In a report released this week, the Canadian Imperial Bank of Commerce predicts Canada’s appetite for legal marijuana will match its appetite for wine and exceed its appetite for spirits by 2020.
While the federal government has adjusted its original July 2018 timeline for legalization in order to consult with Indigenous communities about sharing revenue from cannabis sales, Prime Minister Justin Trudeau recently vowed cannabis will be legal by this summer.
In the two years following legalization, the bank estimates Canadians will consume 800,000 kilograms of cannabis, almost all of which will be of the recreational variety.
“We believe that by 2020, the legal market for adult-use cannabis will approach $6.5 billion in retail sales,” CIBC said. “For context, this is greater than the amount of spirits sold in this country.”
The bank looked to U.S. states Colorado and Washington — where marijuana is already legal — to try and predict the trajectory legal marijuana sales will take in Canada.

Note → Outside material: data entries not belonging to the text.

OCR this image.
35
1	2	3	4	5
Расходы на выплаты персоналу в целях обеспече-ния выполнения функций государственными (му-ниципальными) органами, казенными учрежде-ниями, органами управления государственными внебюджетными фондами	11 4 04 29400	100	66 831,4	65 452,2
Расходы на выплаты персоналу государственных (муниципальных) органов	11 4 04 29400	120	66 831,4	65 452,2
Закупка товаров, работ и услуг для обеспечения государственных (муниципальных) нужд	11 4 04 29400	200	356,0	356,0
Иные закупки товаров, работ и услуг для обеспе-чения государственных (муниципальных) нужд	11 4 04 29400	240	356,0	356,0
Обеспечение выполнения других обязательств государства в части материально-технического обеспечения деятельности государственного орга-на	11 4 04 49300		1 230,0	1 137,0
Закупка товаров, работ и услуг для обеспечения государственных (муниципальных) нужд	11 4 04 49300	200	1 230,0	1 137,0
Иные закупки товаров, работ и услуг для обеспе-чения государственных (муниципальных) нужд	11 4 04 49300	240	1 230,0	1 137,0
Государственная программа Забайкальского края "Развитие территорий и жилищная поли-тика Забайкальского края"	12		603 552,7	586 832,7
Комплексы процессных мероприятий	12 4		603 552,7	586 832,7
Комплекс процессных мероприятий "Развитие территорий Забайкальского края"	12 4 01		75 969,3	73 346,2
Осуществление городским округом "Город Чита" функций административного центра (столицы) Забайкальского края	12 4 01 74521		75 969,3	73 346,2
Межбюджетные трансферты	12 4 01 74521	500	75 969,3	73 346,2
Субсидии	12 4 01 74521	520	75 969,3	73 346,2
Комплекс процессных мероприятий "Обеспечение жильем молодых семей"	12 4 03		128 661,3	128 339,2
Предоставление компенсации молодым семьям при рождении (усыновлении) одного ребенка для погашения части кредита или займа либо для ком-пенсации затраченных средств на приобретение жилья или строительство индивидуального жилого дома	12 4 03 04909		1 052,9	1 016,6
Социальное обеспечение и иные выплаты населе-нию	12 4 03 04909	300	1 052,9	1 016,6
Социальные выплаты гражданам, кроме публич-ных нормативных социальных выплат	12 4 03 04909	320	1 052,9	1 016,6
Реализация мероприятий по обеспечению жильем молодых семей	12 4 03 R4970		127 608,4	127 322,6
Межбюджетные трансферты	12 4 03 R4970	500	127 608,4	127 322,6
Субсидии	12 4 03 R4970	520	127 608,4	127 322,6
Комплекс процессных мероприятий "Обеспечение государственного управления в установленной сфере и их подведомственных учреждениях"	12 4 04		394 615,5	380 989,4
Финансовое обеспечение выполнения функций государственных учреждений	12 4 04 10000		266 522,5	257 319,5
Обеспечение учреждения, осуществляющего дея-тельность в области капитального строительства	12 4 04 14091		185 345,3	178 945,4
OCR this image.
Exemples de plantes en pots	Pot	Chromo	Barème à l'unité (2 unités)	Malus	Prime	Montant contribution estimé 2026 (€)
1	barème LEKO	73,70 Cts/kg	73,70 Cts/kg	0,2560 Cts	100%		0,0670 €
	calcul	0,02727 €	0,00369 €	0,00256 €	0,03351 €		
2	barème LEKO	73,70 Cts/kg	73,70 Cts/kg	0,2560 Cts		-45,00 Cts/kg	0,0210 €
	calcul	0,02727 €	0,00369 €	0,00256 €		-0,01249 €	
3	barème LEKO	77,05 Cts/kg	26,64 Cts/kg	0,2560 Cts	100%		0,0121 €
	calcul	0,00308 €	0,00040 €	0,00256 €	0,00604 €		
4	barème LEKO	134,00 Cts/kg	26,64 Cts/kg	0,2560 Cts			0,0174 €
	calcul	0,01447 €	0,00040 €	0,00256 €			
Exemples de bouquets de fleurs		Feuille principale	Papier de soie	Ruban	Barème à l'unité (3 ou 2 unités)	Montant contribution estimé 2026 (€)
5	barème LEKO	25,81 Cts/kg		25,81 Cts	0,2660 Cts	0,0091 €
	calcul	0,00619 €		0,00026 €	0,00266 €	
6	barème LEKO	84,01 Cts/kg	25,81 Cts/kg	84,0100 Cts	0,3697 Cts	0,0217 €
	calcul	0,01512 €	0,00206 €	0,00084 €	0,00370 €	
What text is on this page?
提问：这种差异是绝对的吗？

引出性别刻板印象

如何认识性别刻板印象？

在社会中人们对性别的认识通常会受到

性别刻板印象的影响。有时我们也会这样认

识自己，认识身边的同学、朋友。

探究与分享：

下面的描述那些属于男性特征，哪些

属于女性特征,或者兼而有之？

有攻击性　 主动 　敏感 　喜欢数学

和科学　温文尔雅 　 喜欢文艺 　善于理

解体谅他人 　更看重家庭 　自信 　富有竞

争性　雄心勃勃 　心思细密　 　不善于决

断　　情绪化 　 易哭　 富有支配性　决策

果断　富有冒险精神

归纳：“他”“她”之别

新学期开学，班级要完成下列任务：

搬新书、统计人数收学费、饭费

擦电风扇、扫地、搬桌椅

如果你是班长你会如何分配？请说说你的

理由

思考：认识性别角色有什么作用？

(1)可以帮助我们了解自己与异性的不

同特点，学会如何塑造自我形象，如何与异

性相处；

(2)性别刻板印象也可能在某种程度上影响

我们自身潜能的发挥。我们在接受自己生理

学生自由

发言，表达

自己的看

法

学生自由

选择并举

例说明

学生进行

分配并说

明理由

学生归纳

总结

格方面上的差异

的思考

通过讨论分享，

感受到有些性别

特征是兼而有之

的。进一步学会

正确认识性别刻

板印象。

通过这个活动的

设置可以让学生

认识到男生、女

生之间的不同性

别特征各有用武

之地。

Their research showed that legal cannabis sales have grown in Colorado by a compound annual growth rate of 30 per cent since sales began in 2014. That, CIBC points out, is a hearty growth rate.
The bank says the case is similar in Washington, despite the fact that sales there were sluggish in the first year due to regulatory setbacks, unprepared municipalities, a complicated tax structure, and high prices.
“To put this in perspective, the combined populations of Washington and Colorado are less than that of Ontario,” the report says. “Yet these two states combine for nearly $3 billion in sales, and over $650 million of annual revenue from taxes, licences and fees.”
As legalization day approaches, both government and industry have set to work profiling Canada’s major marijuana consumers for the sake of policy development and marketing. Statistics Canada identified in 2012 that 49.4 per cent of males and 35.8 per cent of females 15 years old and older in Canada had consumed marijuana, and that most of the people who consumed it were between the ages of 25 and 44.
The federal agency has also determined that Canadians in the Territories pay the most for medical and non-medical marijuana, at $9.51 per gram, while those in Quebec pay the least, at $5.86 per gram.
As part of a survey of marijuana users in North America, media website Civilized.life partnered with PSB Research and collected demographical information about users in each country. Their data — presented in the infographic above — paints a slightly different picture of the average Canadian cannabis smoker from that of Statistics Canada.
While different demographic studies yield slightly different results and data on demographics is likely to change once cannabis becomes legal, the broad view remains the same.
“There seems to be just one conclusion that most everyone can agree on,” the CIBC report says. “Witnessing the development of this industry will be fascinating to watch.”